Thae Yong-ho, the senior North Korean diplomat who defected to the South with his family in August, will begin public activities starting Friday. The former deputy ambassador in London says he wants to dedicate his life to reunification.

“Rather than seeking personal success, I want to dedicate my life to enabling a quicker unification — the hope of our people — so that the North Korean people can be freed from oppression and persecution,” Thae was quoted as saying to a group of lawmakers Monday.

Various government sources Tuesday say that Thae, the most senior North Korean diplomat to ever defect, is expected to work as a researcher of North Korea affairs at a state institute affiliated with the National Intelligence Service (NIS). He is expected to remain in the public eye, unlike other senior North Korean defectors who remain private. That could bring risks to his personal safety
Rep. Lee Cheol-woo, chair of the National Assembly’s intelligence committee, held a three-hour close-door meeting with Thae in Seoul on Monday with a bipartisan group of lawmakers on the committee.

After the meeting, Lee told reporters that Thae had said that the higher the rank of North Korean officials, the more stringent the surveillance on them. He said it was commonplace for their residences to be bugged.

Thae said that Hyon Yong-chol, North Korea’s former defense chief, was executed because of something he said in his own house. Hyon didn’t know his home was bugged, Thae said.

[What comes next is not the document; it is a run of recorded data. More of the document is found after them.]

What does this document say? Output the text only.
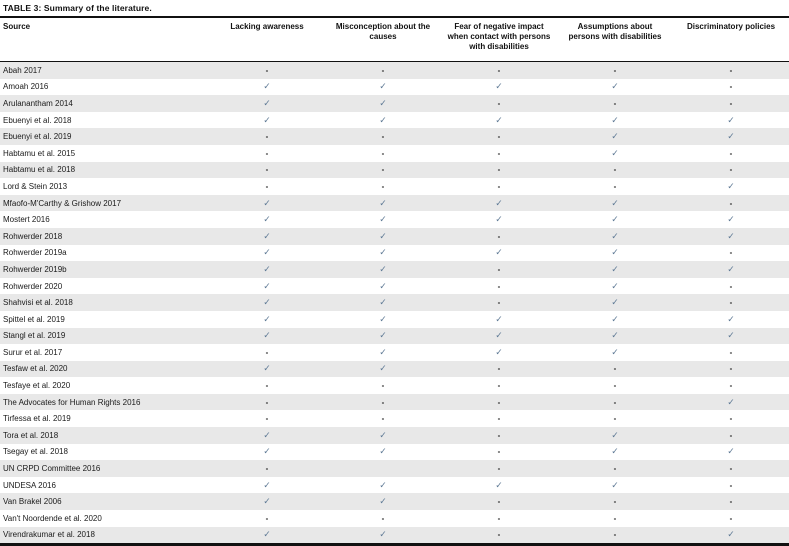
TABLE 3: Summary of the literature.
Source	Lacking awareness	Misconception about the causes	Fear of negative impact when contact with persons with disabilities	Assumptions about persons with disabilities	Discriminatory policies
Abah 2017	-	-	-	-	-
Amoah 2016	✓	✓	✓	✓	-
Arulanantham 2014	✓	✓	-	-	-
Ebuenyi et al. 2018	✓	✓	✓	✓	✓
Ebuenyi et al. 2019	-	-	-	✓	✓
Habtamu et al. 2015	-	-	-	✓	-
Habtamu et al. 2018	-	-	-	-	-
Lord & Stein 2013	-	-	-	-	✓
Mfaofo-M'Carthy & Grishow 2017	✓	✓	✓	✓	-
Mostert 2016	✓	✓	✓	✓	✓
Rohwerder 2018	✓	✓	-	✓	✓
Rohwerder 2019a	✓	✓	✓	✓	-
Rohwerder 2019b	✓	✓	-	✓	✓
Rohwerder 2020	✓	✓	-	✓	-
Shahvisi et al. 2018	✓	✓	-	✓	-
Spittel et al. 2019	✓	✓	✓	✓	✓
Stangl et al. 2019	✓	✓	✓	✓	✓
Surur et al. 2017	-	✓	✓	✓	-
Tesfaw et al. 2020	✓	✓	-	-	-
Tesfaye et al. 2020	-	-	-	-	-
The Advocates for Human Rights 2016	-	-	-	-	✓
Tirfessa et al. 2019	-	-	-	-	-
Tora et al. 2018	✓	✓	-	✓	-
Tsegay et al. 2018	✓	✓	-	✓	✓
UN CRPD Committee 2016	-		-	-	-
UNDESA 2016	✓	✓	✓	✓	-
Van Brakel 2006	✓	✓	-	-	-
Van't Noordende et al. 2020	-	-	-	-	-
Virendrakumar et al. 2018	✓	✓	-	-	✓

In May 2015, the NIS revealed that former North Korea Defense Minister Hyon, a four-star general, had been executed the previous month, accused of treason and disloyalty to the North Korean leader. Describing his own fleeing of the United Kingdom last July, Thae said he felt “disillusioned” by North Korean leader Kim Jong-un’s reign of terror and wanted to save his sons from a life of “slavery.”

After spending many years abroad, Thae learned about South Korea’s democracy and economic development through movies and dramas.

A longing for a liberal democratic system grew within him, and he decided to defect.

“As he realized the wretched reality of North Koreans’ slavery under Kim Jong-un’s reign of terror and oppression, his disillusionment with the system grew, and he decided to defect,” Lee said. “At the time of defection, he told his sons: ‘From this point on, I will break the chain of slavery.’ And after arriving here, he felt regret for not having the courage to defect earlier.”

Lee quoted Thae as saying, “Kim Jong-un is still young, so if his rule continues for decades, there will be many senior officials who suffer from depression thinking that their children and grandchildren will be subjugated to a life of slavery.”

Thae was also said to have pointed out that he believes without Kim Jong-un, the regime would completely collapse because “there is no second-in-charge.”

The North Korean elite, Thae conveyed, are feigning loyalty to Kim Jong-un and are afraid of what will happen to them if the North Korean system collapses.

Thae said he worries that if there is political upheaval in North Korea, the Pyongyang elite will flee to China, not South Korea. He hopes South Korea’s laws and system changes to show the North Korean elite that they can lead regular lives here. He said more North Korean elites would try to defect to the South if they can be assured of decent jobs here.

The former No. 2 diplomat in London fled the embassy in mid-July and arrived in South Korea in August with his wife and two sons. He also clarified previous reports that his daughter was not able to defect with the family, saying he only has two sons.

Since his arrival in Seoul, Thae has been cooperating in an investigation led by the NIS and is set to be released Friday, when the probe comes to an end.

Thae also denied the North Korean government’s accusations that he had fled because he was afraid of punishment for crimes such as embezzlement.

He said that because he expected Pyongyang to make such accusations, he had balanced accounts at the embassy in London before his defection and taken pictures of accounts and receipts as evidence.